Bahamas oolites - they turn black when put in an oven - the organic matter maturates.  Oolites have to have organic matter in the interior in order to do this.

Lots of cyanobacterial (apparently) borings occur in oolites.

Concentric banding in oolites consists of mucus band-aragonite needles-mucus band - aragonite needles, etc.  This is what causes oolite concentricity.  Concentricity is regular and periodic - don’t know why yet - may be a geochemical proceses.

Oolite aragonite needles are formed by nannobacteria.

Inorganic aragonite needles - have hexagonal shaped ends.  Can see crystal faces & edges.

Organic aragonite needles - have elliptical shaped ends.

Viruses are a little smaller than nannobacteria.

Some of the carbonate we see may have been precipitated by viruses.

Published Persian Gulf nannoballs from the 1970s - interpreted here as nannobacteria.

Ancient limestones - Triassic Portoro Limestone of Italy - etched samples have nannobacterial-sized balls also.

This has also been seen in Ordovician limestones and Australian Proterozoic limestones.

Dolomite crystals have been formed by nannobacteria - built layer on layer like billiard balls on a table.

Negatively charged cells walls attract Ca and Mg - get dolomite.

Laguna Madre, Texas dolomite - saw nannobacterial bodies.

There are non-nannobacterial constructed carbonates (dolomite, for example).

One can tell the difference between organic and inorganic dolomite.

Unwanted calcium deposits occur in the human body - nannobacteria turn out to be the cause.  Medical scientists have acknowledged the existence and validity of nannobacteria.  Non-medicine biologists tend not to.

Kidney stones & cataracts with calcification - nannobacteria are doing the work.

Arterial blockages of calcium phosphate - done by nannobacteria.

Nannobacteria can catch and lithify together red blood cells.

40 nm wide - the size of Martian nannobacterial strands - they are the size of life forms.

Can see the same nannobacteria in Martian rocks as on Earth.  There is extraterrestrial life.

Can see the same size range in nannobacterial balls from the Proterozoic to the modern.

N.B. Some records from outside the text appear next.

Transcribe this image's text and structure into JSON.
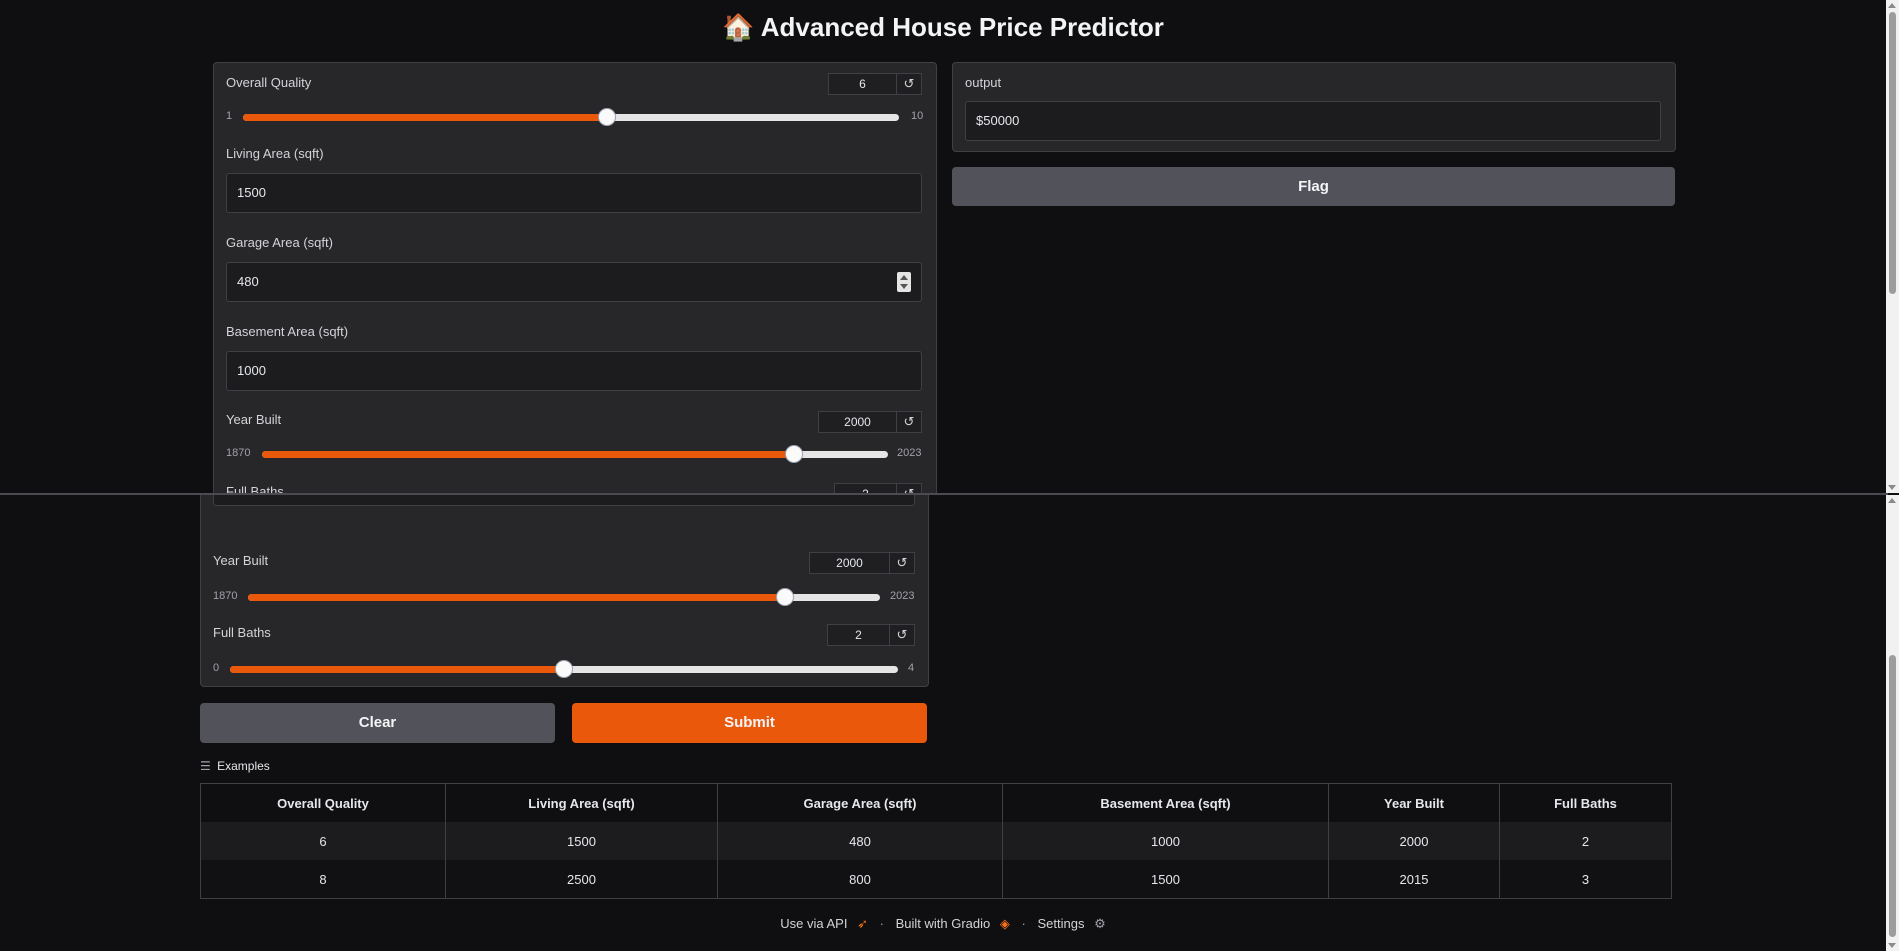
{
  "app": {
    "title_icon": "🏠",
    "title": "Advanced House Price Predictor"
  },
  "colors": {
    "accent": "#ea580c",
    "panel": "#27272a",
    "background": "#0f0f11"
  },
  "inputs": {
    "overall_quality": {
      "label": "Overall Quality",
      "value": "6",
      "min": "1",
      "max": "10",
      "level": 0.5556
    },
    "living_area": {
      "label": "Living Area (sqft)",
      "value": "1500"
    },
    "garage_area": {
      "label": "Garage Area (sqft)",
      "value": "480"
    },
    "basement_area": {
      "label": "Basement Area (sqft)",
      "value": "1000"
    },
    "year_built": {
      "label": "Year Built",
      "value": "2000",
      "min": "1870",
      "max": "2023",
      "level": 0.8497
    },
    "full_baths": {
      "label": "Full Baths",
      "value": "2",
      "min": "0",
      "max": "4",
      "level": 0.5
    }
  },
  "reset_icon": "↺",
  "output": {
    "label": "output",
    "value": "$50000"
  },
  "buttons": {
    "flag": "Flag",
    "clear": "Clear",
    "submit": "Submit"
  },
  "examples": {
    "header": "Examples",
    "icon": "list-icon",
    "columns": [
      "Overall Quality",
      "Living Area (sqft)",
      "Garage Area (sqft)",
      "Basement Area (sqft)",
      "Year Built",
      "Full Baths"
    ],
    "rows": [
      [
        "6",
        "1500",
        "480",
        "1000",
        "2000",
        "2"
      ],
      [
        "8",
        "2500",
        "800",
        "1500",
        "2015",
        "3"
      ]
    ]
  },
  "footer": {
    "api": "Use via API",
    "built": "Built with Gradio",
    "settings": "Settings",
    "separator": "·"
  }
}
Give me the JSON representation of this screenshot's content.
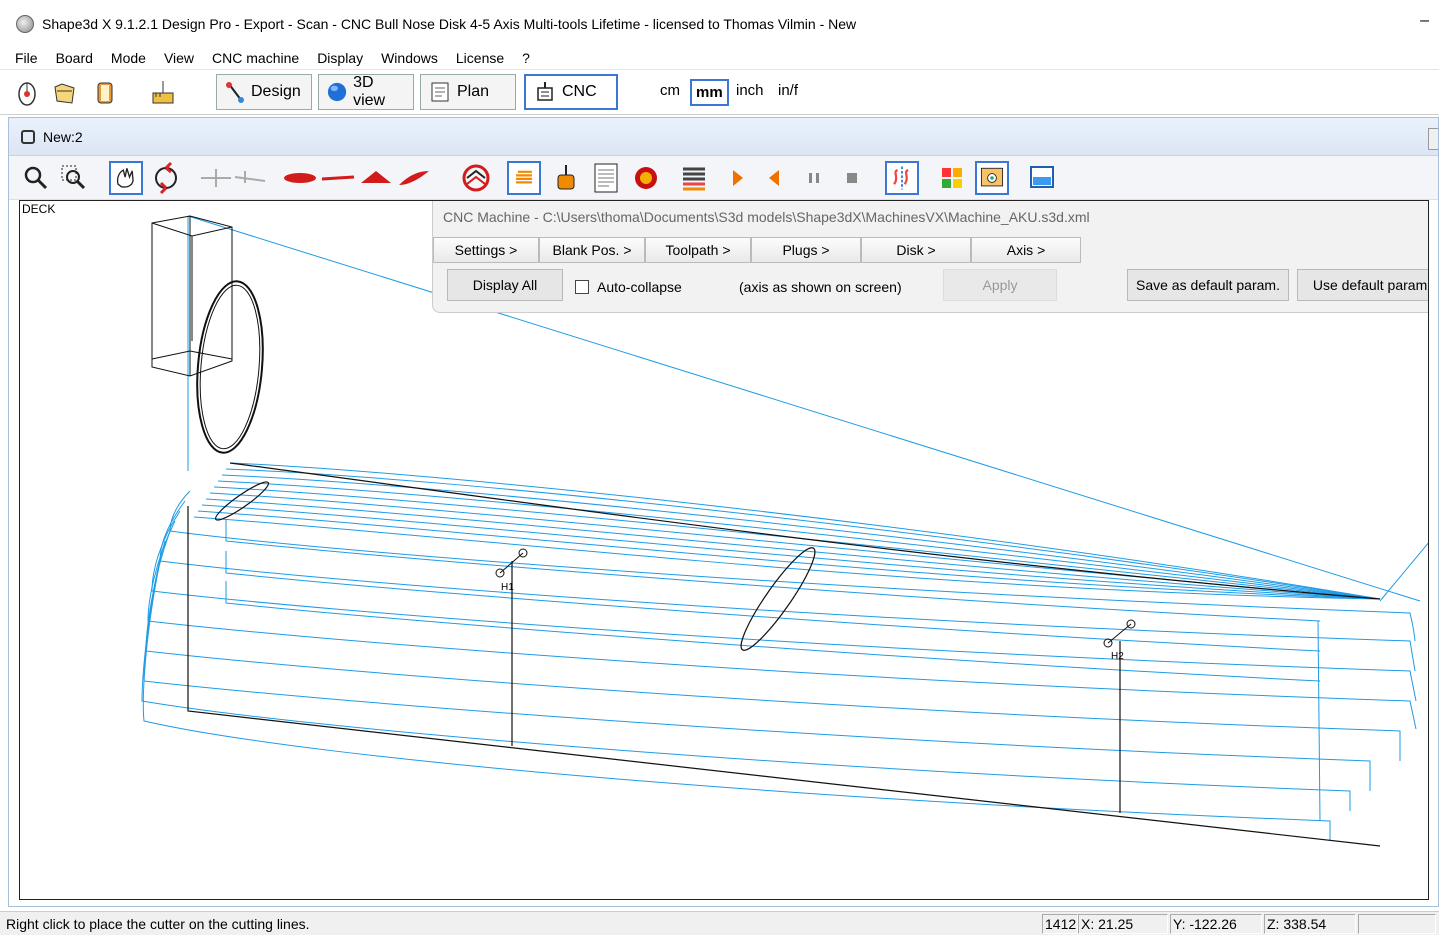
{
  "window": {
    "title": "Shape3d X 9.1.2.1 Design Pro - Export - Scan - CNC Bull Nose Disk 4-5 Axis Multi-tools Lifetime - licensed to Thomas Vilmin - New",
    "minimize": "–"
  },
  "menu": [
    "File",
    "Board",
    "Mode",
    "View",
    "CNC machine",
    "Display",
    "Windows",
    "License",
    "?"
  ],
  "modes": {
    "design": "Design",
    "view3d": "3D view",
    "plan": "Plan",
    "cnc": "CNC"
  },
  "units": {
    "cm": "cm",
    "mm": "mm",
    "inch": "inch",
    "inf": "in/f",
    "selected": "mm"
  },
  "document": {
    "title": "New:2"
  },
  "viewport": {
    "label": "DECK",
    "marker1": "H1",
    "marker2": "H2"
  },
  "cnc_panel": {
    "path": "CNC Machine - C:\\Users\\thoma\\Documents\\S3d models\\Shape3dX\\MachinesVX\\Machine_AKU.s3d.xml",
    "tabs": [
      "Settings >",
      "Blank Pos. >",
      "Toolpath >",
      "Plugs >",
      "Disk >",
      "Axis >"
    ],
    "display_all": "Display All",
    "auto_collapse": "Auto-collapse",
    "axis_note": "(axis as shown on screen)",
    "apply": "Apply",
    "save_default": "Save as default param.",
    "use_default": "Use default param."
  },
  "status": {
    "message": "Right click to place the cutter on the cutting lines.",
    "count": "1412",
    "x": "X: 21.25",
    "y": "Y: -122.26",
    "z": "Z: 338.54"
  },
  "colors": {
    "accent": "#3b78d6",
    "toolpath": "#1e9be6",
    "model": "#111111"
  }
}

Even in non-etched samples, can see nannobacteria.  They are better seen in etched samples.  They are not artifacts of etching.

Precipitation is a by-product of nannobacterial physiology.

Charged cell walls attract cations.

Bacteria and nannobacteria are like humans - there’s lots of them, but there are very few in the Sahara vs. tons of them in New York City.  So, bacteria and nannobacteria have a patchy distribution on Earth - probably based on a patchy food distribution.

Theoretical arguments on the lower limit of life are based on unwarranted assumptions - you could have short DNA chains and very few ribosomes in a cells, despite the conclusions of an anti-nannobacteria conference in Washington D.C. in 1999.

The medical community mostly accepts the validity of nannobacteria.

Microbiologists mostly don’t accept the validity of nannobacteria yet.

Why aren’t these balls viruses?  Nannobacteria can be cultured without large bacterial cells present.  Viruses need other cells to reproduce.  They are clearly not viruses.